RPA offers a number of good examples of ways to increase performance and productivity, including:
- Automatic remittance data aggregation and cash application
- Compilation and automated application of customer’s electronic payments and lockbox payments to open items
- Automated correspondence for missing or short payments
- Communication to a customer when short payments are received, requesting details and/or payment in full
- Compilation of specific documentation to review and approve or challenge certain customer deductions, with automated correspondence to the customer
- Automated communication with customers for certain deduction types, such as proof-of-delivery, gathering supporting documentation to verify that deliveries were received on time and in full, challenging the deduction
- Automated customer credit monitoring and communication
- Accessing public or subscription websites to monitor on customer revenue and/or profitability changes or filings, and alerts when they are approaching credit limits
- Automatic customer notification of upcoming payments due or late payments
- Issuing reminders on upcoming payments due, ensuring that customer invoices are received and are being processed for payment
- Generation of customer quotes and orders based on dynamic price changes from suppliers
APQC reports that top performing organizations require 70% less staff han bottom performers. Ultimately, a top performing organization sees the “real” impact of these efforts in terms of cash on hand. Top performing organizations report a 37% shorter Days Sales Outstanding (DSO) cycle compared to a bottom performer (30 days compared to 48 days).

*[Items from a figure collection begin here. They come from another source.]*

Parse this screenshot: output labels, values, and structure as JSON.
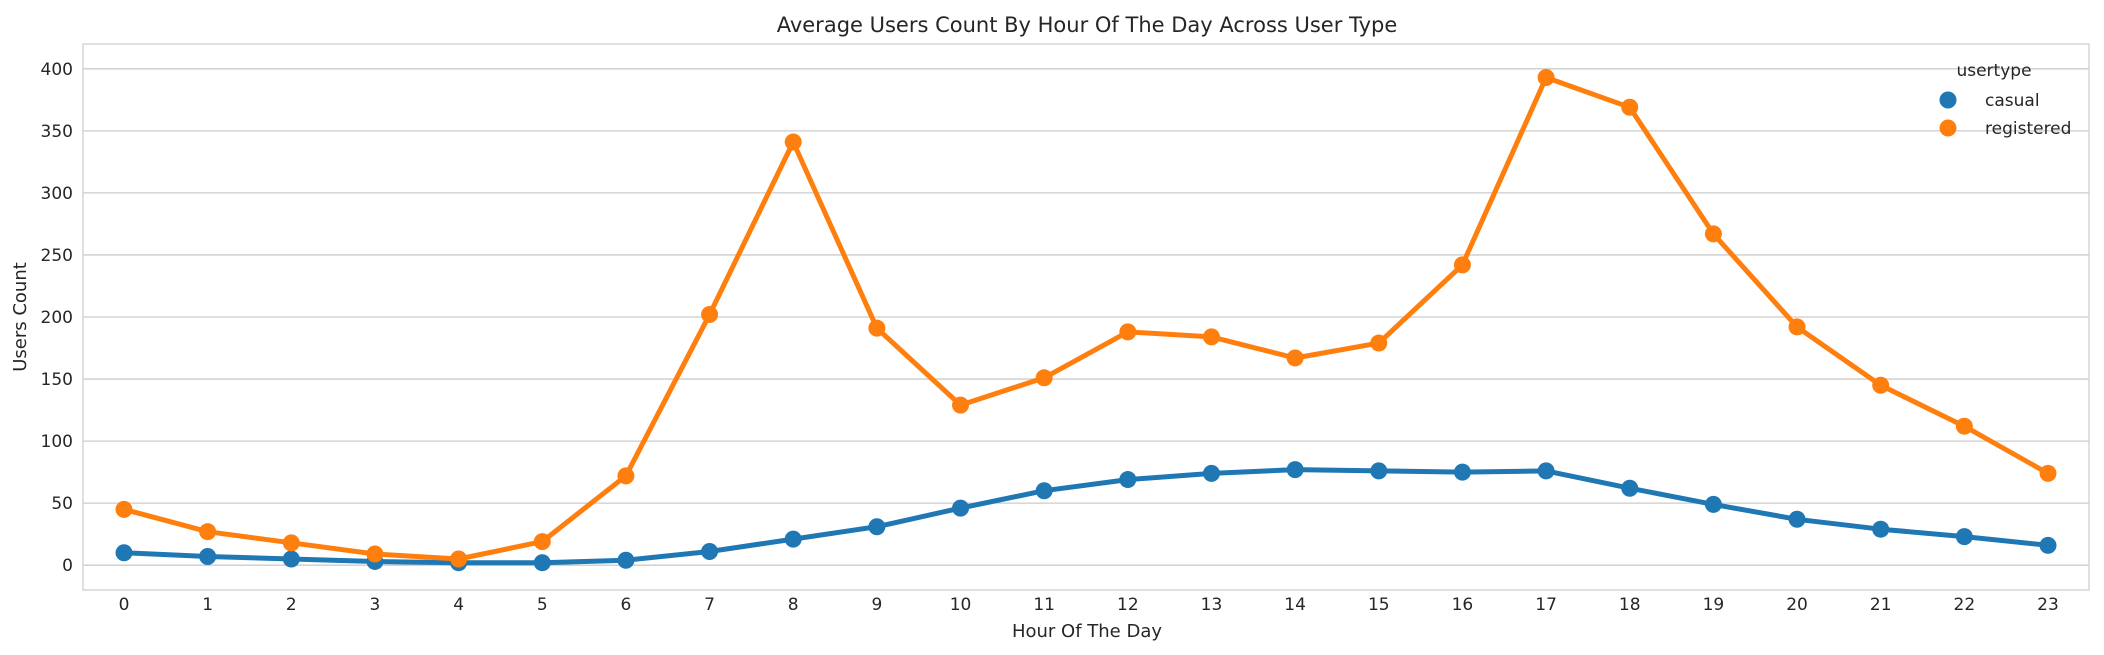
{
  "chart_data": {
    "type": "line",
    "title": "Average Users Count By Hour Of The Day Across User Type",
    "xlabel": "Hour Of The Day",
    "ylabel": "Users Count",
    "x": [
      "0",
      "1",
      "2",
      "3",
      "4",
      "5",
      "6",
      "7",
      "8",
      "9",
      "10",
      "11",
      "12",
      "13",
      "14",
      "15",
      "16",
      "17",
      "18",
      "19",
      "20",
      "21",
      "22",
      "23"
    ],
    "ylim": [
      -20,
      420
    ],
    "yticks": [
      "0",
      "50",
      "100",
      "150",
      "200",
      "250",
      "300",
      "350",
      "400"
    ],
    "grid": "horizontal",
    "legend": {
      "title": "usertype",
      "placement": "top-right"
    },
    "series": [
      {
        "name": "casual",
        "color": "#1f77b4",
        "values": [
          10,
          7,
          5,
          3,
          2,
          2,
          4,
          11,
          21,
          31,
          46,
          60,
          69,
          74,
          77,
          76,
          75,
          76,
          62,
          49,
          37,
          29,
          23,
          16
        ]
      },
      {
        "name": "registered",
        "color": "#ff7f0e",
        "values": [
          45,
          27,
          18,
          9,
          5,
          19,
          72,
          202,
          341,
          191,
          129,
          151,
          188,
          184,
          167,
          179,
          242,
          393,
          369,
          267,
          192,
          145,
          112,
          74
        ]
      }
    ]
  }
}
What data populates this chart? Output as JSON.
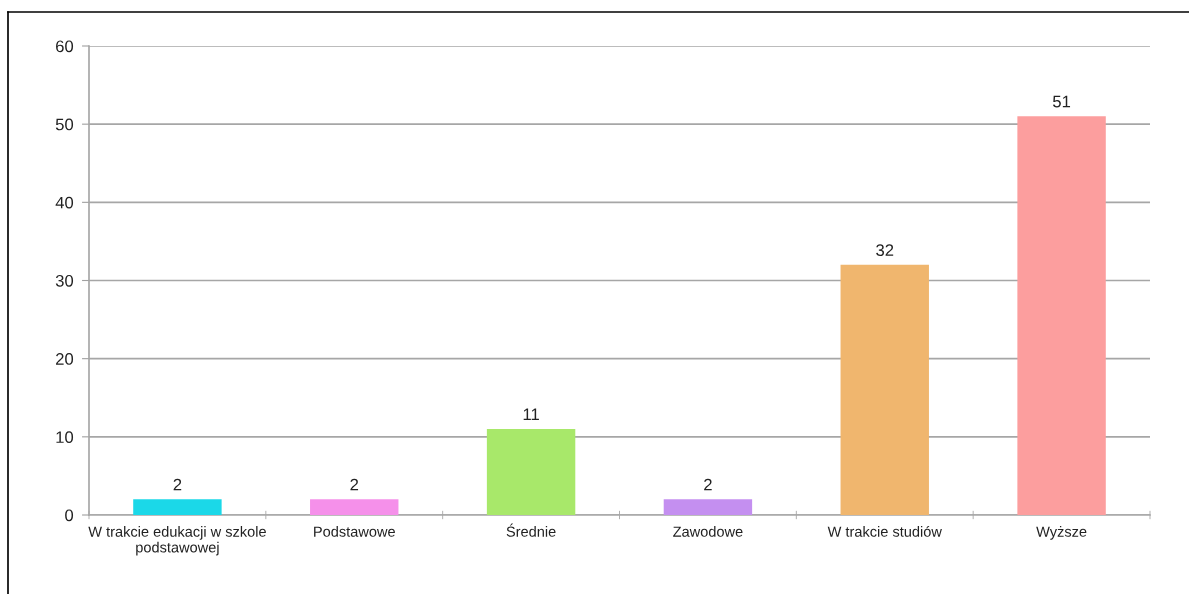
{
  "chart_data": {
    "type": "bar",
    "categories": [
      "W trakcie edukacji w szkole\npodstawowej",
      "Podstawowe",
      "Średnie",
      "Zawodowe",
      "W trakcie studiów",
      "Wyższe"
    ],
    "values": [
      2,
      2,
      11,
      2,
      32,
      51
    ],
    "colors": [
      "#1bd8e8",
      "#f590ea",
      "#a8e86a",
      "#c48ff0",
      "#f0b66e",
      "#fc9e9e"
    ],
    "ylim": [
      0,
      60
    ],
    "yticks": [
      0,
      10,
      20,
      30,
      40,
      50,
      60
    ],
    "grid": "y",
    "data_labels": true,
    "legend": false
  }
}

These are examples of how Digital Technology can improve performance and productivity in Finance & Accounting. In all cases, we have seen ROIs of less than 12 months, and often less than 6. There are many other examples and optimization opportunities out there.
In an earlier blog, I asked the question “Can businesses that are still figuring the impact of the global pandemic effectively focus on the implementation of transformational technologies and processes?” Based on these benefits and their impact to your operations, can you afford not to?